The rule also aimed to expand access to AHPs for individuals. It would allow the self-employed to “act as employers for purposes of participating in an employer group or association and also be treated as employees of their businesses for purposes of being covered by the group or association’s health plan.”

3. Plans may be skimpier than ACA exchange coverage

By defining AHPs as large group plans, they would be exempt from a slew of ACA requirements, including the law’s essential health benefits, charging customers more based on pre-existing conditions and the medical-loss ratio (MLR) provision requiring insurance companies to spend at least 80 or 85 percent of premium dollars on medical care.

“These differences in obligations result in a complex and costly compliance environment for coverages provided through associations, particularly if the coverages are simultaneously subject to individual, small group, and large group market regulation,” the rule stated.

Georgetown University professors Kevin Lucia, MHP, and Sabrina Corlette wrote in Oct. 2017 that similar provisions would create an “uneven playing field” between AHPs and other markets, while undermining consumer protections from the ACA.

4. Who’s opposed

Trump’s executive order which had led to the proposed rule had been opposed by Democratic politicians as well as some healthcare industry groups.
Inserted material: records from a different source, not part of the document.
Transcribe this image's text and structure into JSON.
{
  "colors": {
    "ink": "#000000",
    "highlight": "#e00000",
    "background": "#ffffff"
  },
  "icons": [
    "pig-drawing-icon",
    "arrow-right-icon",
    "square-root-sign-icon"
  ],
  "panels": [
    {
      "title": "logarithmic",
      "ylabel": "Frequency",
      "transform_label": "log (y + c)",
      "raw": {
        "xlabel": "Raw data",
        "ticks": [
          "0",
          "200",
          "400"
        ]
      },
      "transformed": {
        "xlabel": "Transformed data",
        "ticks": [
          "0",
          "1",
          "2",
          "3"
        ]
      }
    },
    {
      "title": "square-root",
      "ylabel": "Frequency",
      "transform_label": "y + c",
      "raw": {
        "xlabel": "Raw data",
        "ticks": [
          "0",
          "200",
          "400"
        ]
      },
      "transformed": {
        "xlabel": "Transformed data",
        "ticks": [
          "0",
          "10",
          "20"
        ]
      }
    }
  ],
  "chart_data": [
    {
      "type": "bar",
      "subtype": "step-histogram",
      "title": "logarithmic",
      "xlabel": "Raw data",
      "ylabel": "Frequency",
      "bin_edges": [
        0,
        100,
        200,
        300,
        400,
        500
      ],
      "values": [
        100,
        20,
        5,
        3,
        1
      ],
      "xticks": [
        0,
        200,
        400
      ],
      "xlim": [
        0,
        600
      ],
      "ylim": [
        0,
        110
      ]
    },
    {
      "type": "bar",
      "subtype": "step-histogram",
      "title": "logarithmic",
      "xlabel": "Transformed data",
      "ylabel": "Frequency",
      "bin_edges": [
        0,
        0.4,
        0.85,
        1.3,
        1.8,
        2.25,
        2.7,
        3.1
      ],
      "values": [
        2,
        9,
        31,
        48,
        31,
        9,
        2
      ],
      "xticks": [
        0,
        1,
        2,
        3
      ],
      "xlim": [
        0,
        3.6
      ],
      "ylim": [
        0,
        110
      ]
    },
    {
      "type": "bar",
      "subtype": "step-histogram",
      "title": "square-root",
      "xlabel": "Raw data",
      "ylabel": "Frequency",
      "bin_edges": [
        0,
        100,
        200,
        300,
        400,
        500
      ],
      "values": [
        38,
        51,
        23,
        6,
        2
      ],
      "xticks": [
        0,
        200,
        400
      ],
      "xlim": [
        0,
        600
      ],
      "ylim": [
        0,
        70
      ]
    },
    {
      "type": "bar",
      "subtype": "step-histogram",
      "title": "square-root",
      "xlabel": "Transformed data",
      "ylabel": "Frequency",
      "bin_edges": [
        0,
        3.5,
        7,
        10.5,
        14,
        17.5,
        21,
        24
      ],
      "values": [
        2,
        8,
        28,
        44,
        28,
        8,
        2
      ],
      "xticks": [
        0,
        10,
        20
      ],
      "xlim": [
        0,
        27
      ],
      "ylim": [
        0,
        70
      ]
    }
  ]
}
In a joint statement, the American Academy of Pediatrics, American Academy of Family Physicians, the American College of Physicians, the American Congress of Obstetricians and Gynecologists, the American Osteopathic Association, and the American Psychiatric Association, had criticized AHPs and short-term plans as a path to destabilizing the ACA exchanges.

“Our organizations strongly reject a marketplace that allows insurers to discriminate against any individual based on their health status, age or gender,” they wrote in October. “Allowing insurers to sell narrow, low-cost health plans likely will cause significant economic harm to women and older, sicker Americans who stand to face higher-cost and fewer insurance options.”

America’s Health Insurance Plans (AHIP), the largest lobby for the insurance industry, was neutral on the order, saying it would evaluate future rulemaking on the principles of “competition, choice, patient protections and market stability.”

5. Who’s in favor

Conservative groups and federal lawmakers, however, paint AHPs as a means to increase competition and lower premiums.

“For the past year, I have worked with the President and his administration to dramatically increase the availability of health care while at the same time decrease the costs,” Sen. Rand Paul, R-Kentucky, said in a statement. “I applaud the administration for its action today, and I look forward to the finalization of the proposed rule. Conservative health care reform is alive and well, and I will keep working with President Trump to build on this progress.”

The proposed rule also has the support of the National Retail Federation, which said AHPs “would help small businesses compete with large companies in providing health insurance at affordable rates.”